System expected to dump heavy rain, with flash flooding

By Richard Tribou, Orlando Sentinel (TNS)
Published: July 8, 2020, 6:29pm

ORLANDO, Fla. — Chances are good this week the 2020 hurricane season will get its sixth tropical system.

The National Hurricane Center continues to track an area of low pressure that is now located inland near the South Carolina coast that continues to dump heavy rain over portions of the southeastern United States.

Forecasters say the low pressure will move northeast near or just offshore of the North Carolina Outer Banks on Thursday, then turn north-northeast while over the Atlantic Ocean off the coast of the mid-Atlantic on Friday where the waters could help churn it into the a tropical depression.

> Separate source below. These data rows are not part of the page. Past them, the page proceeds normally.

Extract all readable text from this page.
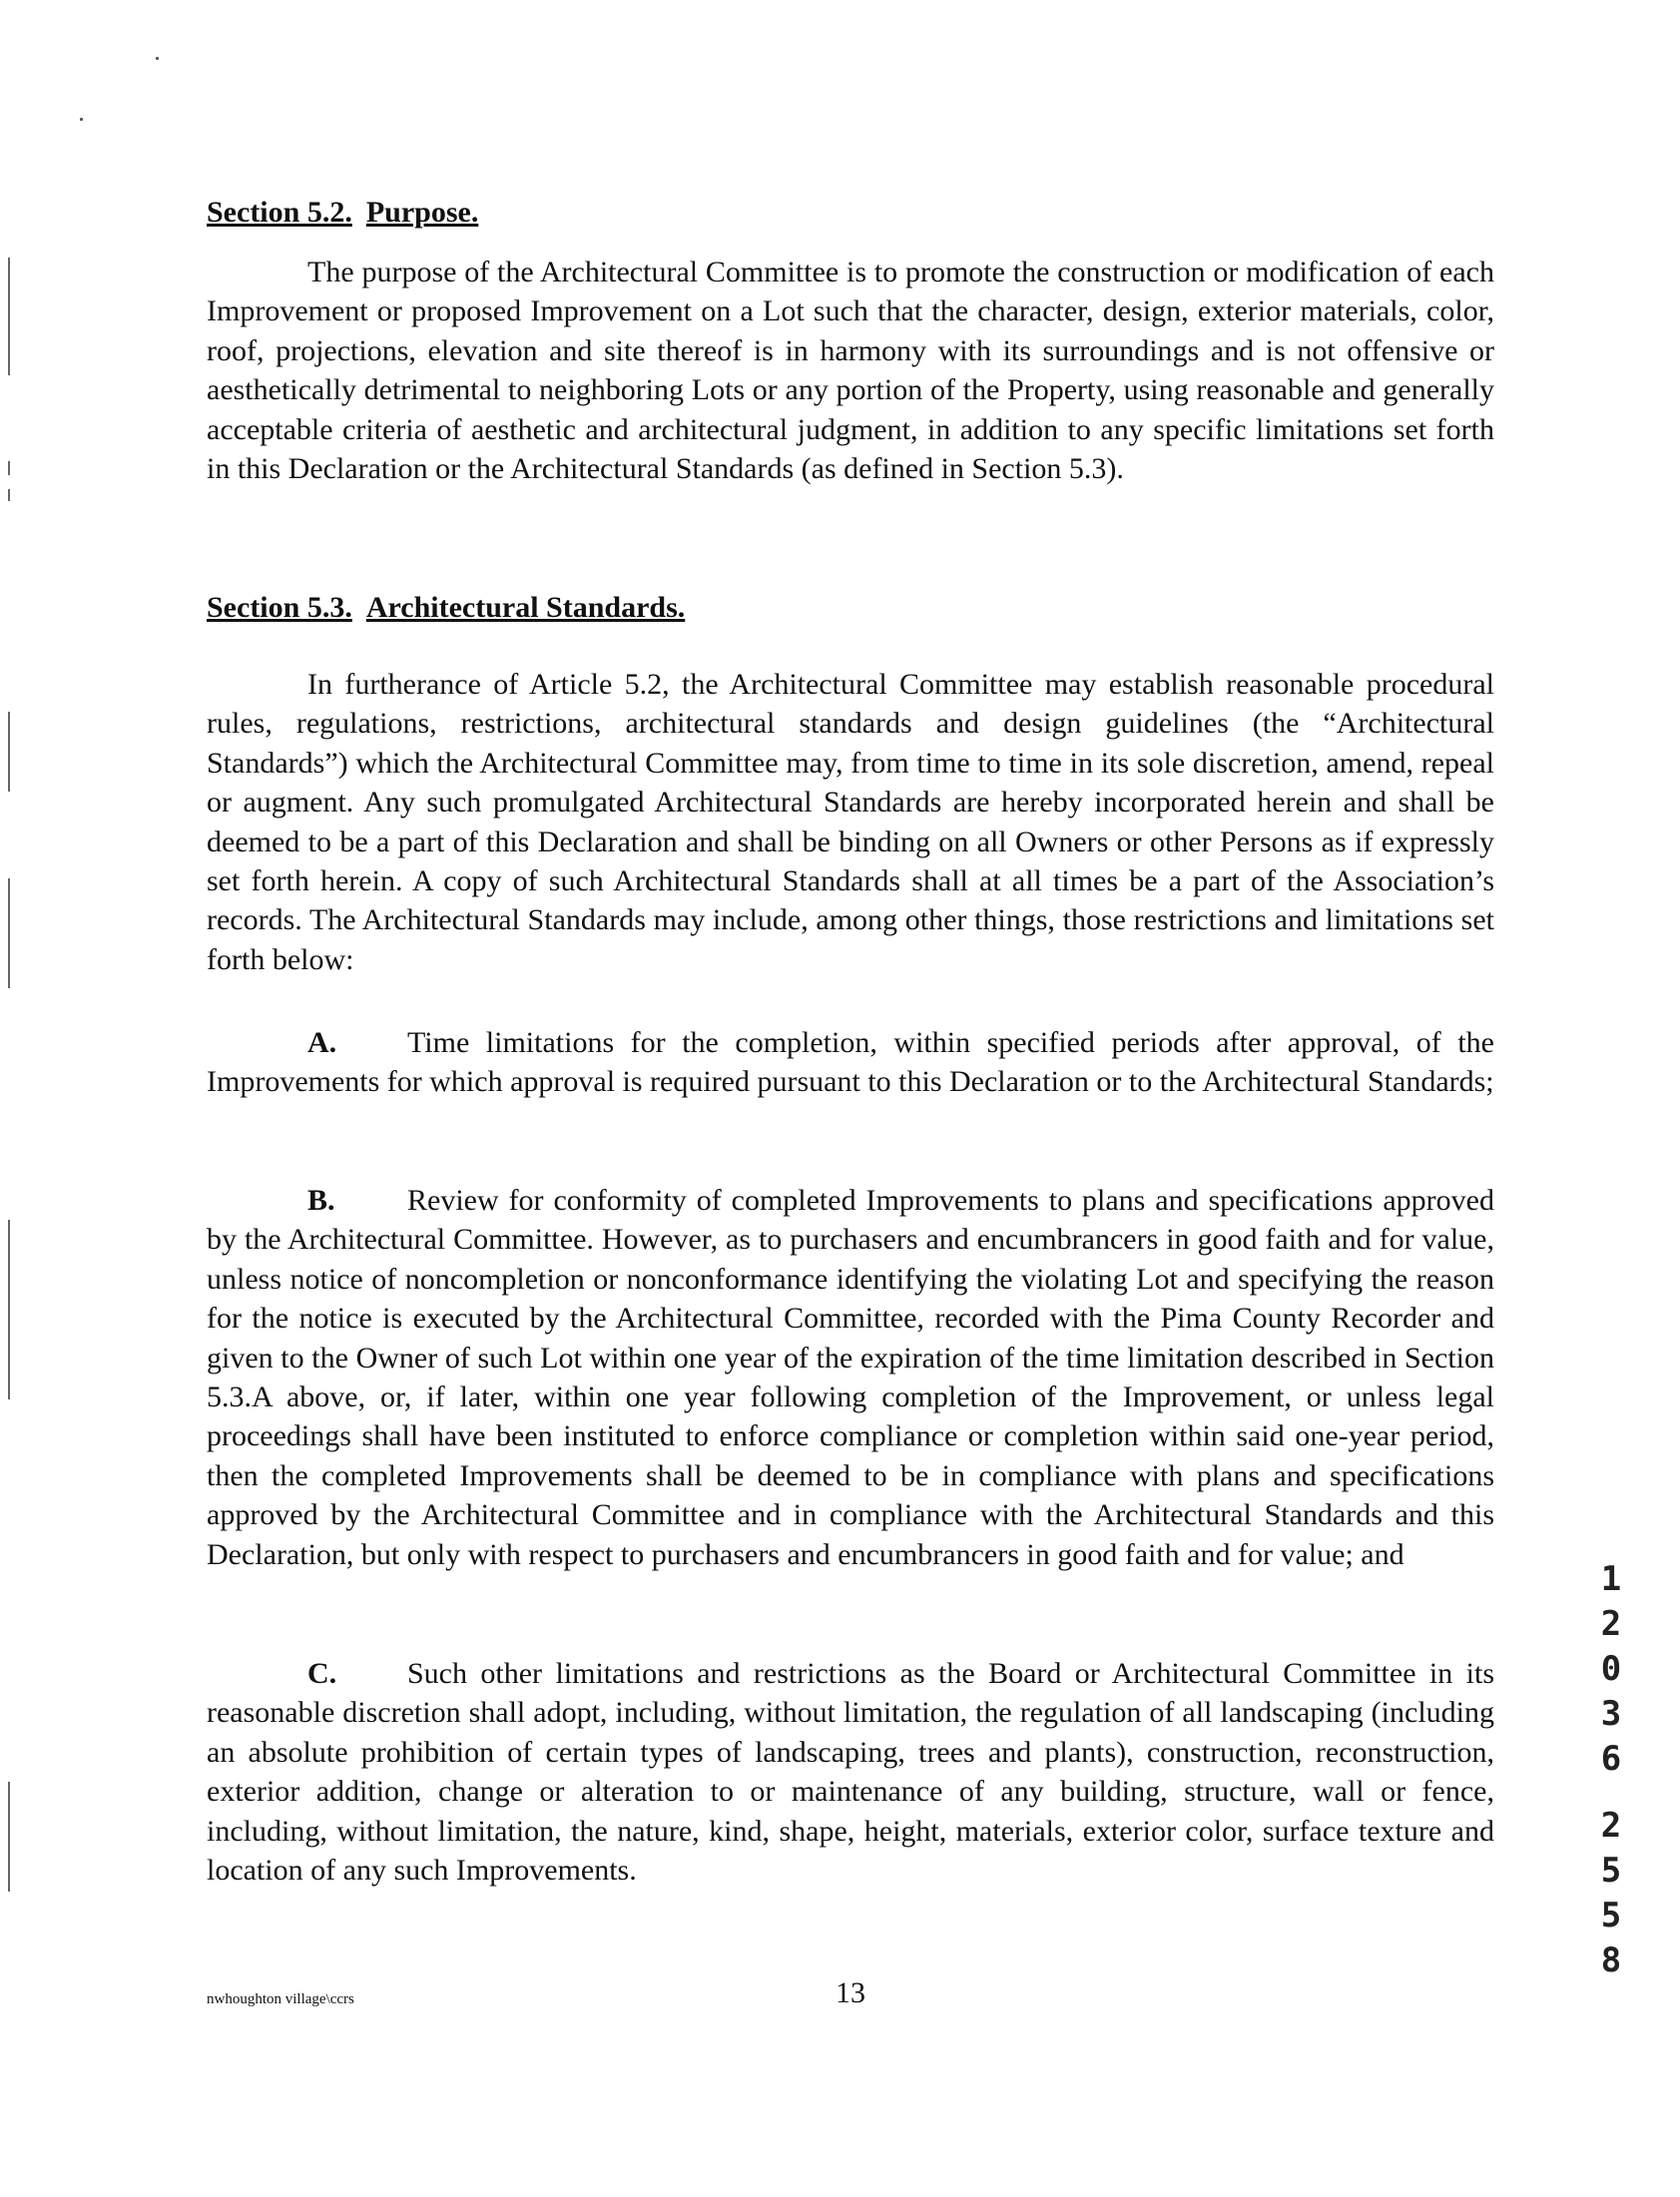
Section 5.2. Purpose.

The purpose of the Architectural Committee is to promote the construction or modification of each Improvement or proposed Improvement on a Lot such that the character, design, exterior materials, color, roof, projections, elevation and site thereof is in harmony with its surroundings and is not offensive or aesthetically detrimental to neighboring Lots or any portion of the Property, using reasonable and generally acceptable criteria of aesthetic and architectural judgment, in addition to any specific limitations set forth in this Declaration or the Architectural Standards (as defined in Section 5.3).

Section 5.3. Architectural Standards.

In furtherance of Article 5.2, the Architectural Committee may establish reasonable procedural rules, regulations, restrictions, architectural standards and design guidelines (the “Architectural Standards”) which the Architectural Committee may, from time to time in its sole discretion, amend, repeal or augment. Any such promulgated Architectural Standards are hereby incorporated herein and shall be deemed to be a part of this Declaration and shall be binding on all Owners or other Persons as if expressly set forth herein. A copy of such Architectural Standards shall at all times be a part of the Association’s records. The Architectural Standards may include, among other things, those restrictions and limitations set forth below:

A. Time limitations for the completion, within specified periods after approval, of the Improvements for which approval is required pursuant to this Declaration or to the Architectural Standards;

B. Review for conformity of completed Improvements to plans and specifications approved by the Architectural Committee. However, as to purchasers and encumbrancers in good faith and for value, unless notice of noncompletion or nonconformance identifying the violating Lot and specifying the reason for the notice is executed by the Architectural Committee, recorded with the Pima County Recorder and given to the Owner of such Lot within one year of the expiration of the time limitation described in Section 5.3.A above, or, if later, within one year following completion of the Improvement, or unless legal proceedings shall have been instituted to enforce compliance or completion within said one-year period, then the completed Improvements shall be deemed to be in compliance with plans and specifications approved by the Architectural Committee and in compliance with the Architectural Standards and this Declaration, but only with respect to purchasers and encumbrancers in good faith and for value; and

C. Such other limitations and restrictions as the Board or Architectural Committee in its reasonable discretion shall adopt, including, without limitation, the regulation of all landscaping (including an absolute prohibition of certain types of landscaping, trees and plants), construction, reconstruction, exterior addition, change or alteration to or maintenance of any building, structure, wall or fence, including, without limitation, the nature, kind, shape, height, materials, exterior color, surface texture and location of any such Improvements.

1
2
0
3
6
2
5
5
8
nwhoughton village\ccrs	13
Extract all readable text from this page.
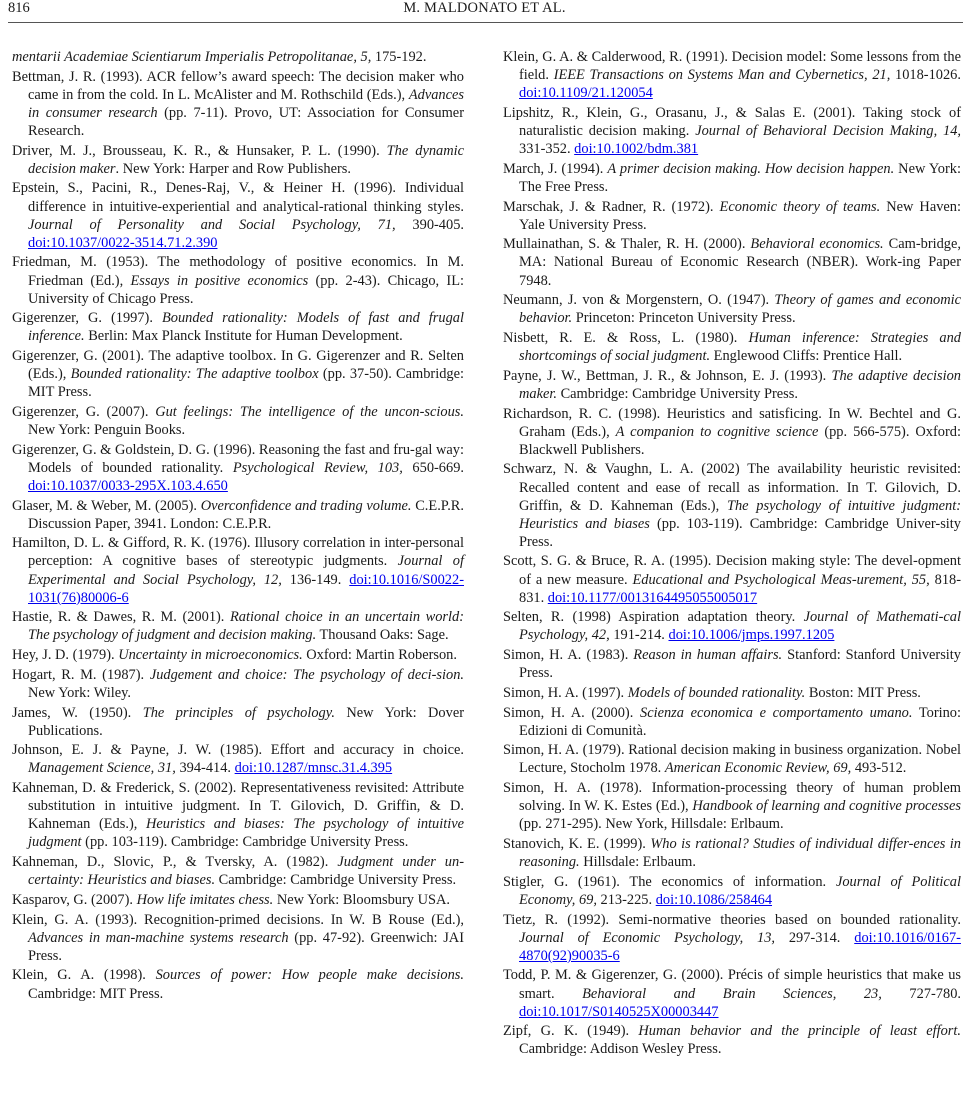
816	M. MALDONATO ET AL.

mentarii Academiae Scientiarum Imperialis Petropolitanae, 5, 175-192.

Bettman, J. R. (1993). ACR fellow’s award speech: The decision maker who came in from the cold. In L. McAlister and M. Rothschild (Eds.), Advances in consumer research (pp. 7-11). Provo, UT: Association for Consumer Research.

Driver, M. J., Brousseau, K. R., & Hunsaker, P. L. (1990). The dynamic decision maker. New York: Harper and Row Publishers.

Epstein, S., Pacini, R., Denes-Raj, V., & Heiner H. (1996). Individual difference in intuitive-experiential and analytical-rational thinking styles. Journal of Personality and Social Psychology, 71, 390-405. doi:10.1037/0022-3514.71.2.390

Friedman, M. (1953). The methodology of positive economics. In M. Friedman (Ed.), Essays in positive economics (pp. 2-43). Chicago, IL: University of Chicago Press.

Gigerenzer, G. (1997). Bounded rationality: Models of fast and frugal inference. Berlin: Max Planck Institute for Human Development.

Gigerenzer, G. (2001). The adaptive toolbox. In G. Gigerenzer and R. Selten (Eds.), Bounded rationality: The adaptive toolbox (pp. 37-50). Cambridge: MIT Press.

Gigerenzer, G. (2007). Gut feelings: The intelligence of the uncon-scious. New York: Penguin Books.

Gigerenzer, G. & Goldstein, D. G. (1996). Reasoning the fast and fru-gal way: Models of bounded rationality. Psychological Review, 103, 650-669. doi:10.1037/0033-295X.103.4.650

Glaser, M. & Weber, M. (2005). Overconfidence and trading volume. C.E.P.R. Discussion Paper, 3941. London: C.E.P.R.

Hamilton, D. L. & Gifford, R. K. (1976). Illusory correlation in inter-personal perception: A cognitive bases of stereotypic judgments. Journal of Experimental and Social Psychology, 12, 136-149. doi:10.1016/S0022-1031(76)80006-6

Hastie, R. & Dawes, R. M. (2001). Rational choice in an uncertain world: The psychology of judgment and decision making. Thousand Oaks: Sage.

Hey, J. D. (1979). Uncertainty in microeconomics. Oxford: Martin Roberson.

Hogart, R. M. (1987). Judgement and choice: The psychology of deci-sion. New York: Wiley.

James, W. (1950). The principles of psychology. New York: Dover Publications.

Johnson, E. J. & Payne, J. W. (1985). Effort and accuracy in choice. Management Science, 31, 394-414. doi:10.1287/mnsc.31.4.395

Kahneman, D. & Frederick, S. (2002). Representativeness revisited: Attribute substitution in intuitive judgment. In T. Gilovich, D. Griffin, & D. Kahneman (Eds.), Heuristics and biases: The psychology of intuitive judgment (pp. 103-119). Cambridge: Cambridge University Press.

Kahneman, D., Slovic, P., & Tversky, A. (1982). Judgment under un-certainty: Heuristics and biases. Cambridge: Cambridge University Press.

Kasparov, G. (2007). How life imitates chess. New York: Bloomsbury USA.

Klein, G. A. (1993). Recognition-primed decisions. In W. B Rouse (Ed.), Advances in man-machine systems research (pp. 47-92). Greenwich: JAI Press.

Klein, G. A. (1998). Sources of power: How people make decisions. Cambridge: MIT Press.

Klein, G. A. & Calderwood, R. (1991). Decision model: Some lessons from the field. IEEE Transactions on Systems Man and Cybernetics, 21, 1018-1026. doi:10.1109/21.120054

Lipshitz, R., Klein, G., Orasanu, J., & Salas E. (2001). Taking stock of naturalistic decision making. Journal of Behavioral Decision Making, 14, 331-352. doi:10.1002/bdm.381

March, J. (1994). A primer decision making. How decision happen. New York: The Free Press.

Marschak, J. & Radner, R. (1972). Economic theory of teams. New Haven: Yale University Press.

Mullainathan, S. & Thaler, R. H. (2000). Behavioral economics. Cam-bridge, MA: National Bureau of Economic Research (NBER). Work-ing Paper 7948.

Neumann, J. von & Morgenstern, O. (1947). Theory of games and economic behavior. Princeton: Princeton University Press.

Nisbett, R. E. & Ross, L. (1980). Human inference: Strategies and shortcomings of social judgment. Englewood Cliffs: Prentice Hall.

Payne, J. W., Bettman, J. R., & Johnson, E. J. (1993). The adaptive decision maker. Cambridge: Cambridge University Press.

Richardson, R. C. (1998). Heuristics and satisficing. In W. Bechtel and G. Graham (Eds.), A companion to cognitive science (pp. 566-575). Oxford: Blackwell Publishers.

Schwarz, N. & Vaughn, L. A. (2002) The availability heuristic revisited: Recalled content and ease of recall as information. In T. Gilovich, D. Griffin, & D. Kahneman (Eds.), The psychology of intuitive judgment: Heuristics and biases (pp. 103-119). Cambridge: Cambridge Univer-sity Press.

Scott, S. G. & Bruce, R. A. (1995). Decision making style: The devel-opment of a new measure. Educational and Psychological Meas-urement, 55, 818-831. doi:10.1177/0013164495055005017

Selten, R. (1998) Aspiration adaptation theory. Journal of Mathemati-cal Psychology, 42, 191-214. doi:10.1006/jmps.1997.1205

Simon, H. A. (1983). Reason in human affairs. Stanford: Stanford University Press.

Simon, H. A. (1997). Models of bounded rationality. Boston: MIT Press.

Simon, H. A. (2000). Scienza economica e comportamento umano. Torino: Edizioni di Comunità.

Simon, H. A. (1979). Rational decision making in business organization. Nobel Lecture, Stocholm 1978. American Economic Review, 69, 493-512.

Simon, H. A. (1978). Information-processing theory of human problem solving. In W. K. Estes (Ed.), Handbook of learning and cognitive processes (pp. 271-295). New York, Hillsdale: Erlbaum.

Stanovich, K. E. (1999). Who is rational? Studies of individual differ-ences in reasoning. Hillsdale: Erlbaum.

Stigler, G. (1961). The economics of information. Journal of Political Economy, 69, 213-225. doi:10.1086/258464

Tietz, R. (1992). Semi-normative theories based on bounded rationality. Journal of Economic Psychology, 13, 297-314. doi:10.1016/0167-4870(92)90035-6

Todd, P. M. & Gigerenzer, G. (2000). Précis of simple heuristics that make us smart. Behavioral and Brain Sciences, 23, 727-780. doi:10.1017/S0140525X00003447

Zipf, G. K. (1949). Human behavior and the principle of least effort. Cambridge: Addison Wesley Press.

The system is expected to continue to dump heavy rainfall that could cause flash flooding across eastern North Carolina, the coastal mid-Atlantic and southern New England, and produce gusty winds during the next few days, whether it becomes tropical or not, forecasters said.

As of 2 p.m. Tuesday, the NHC puts chances it would become a tropical system at 70 percent in the next two to five days. The next update is at 8 p.m. EDT.

If it does become tropical and maintain sustained winds of at least 39 mph, it would be Tropical Storm Fay.

The system began moving over land coming in over the Florida Panhandle on Monday.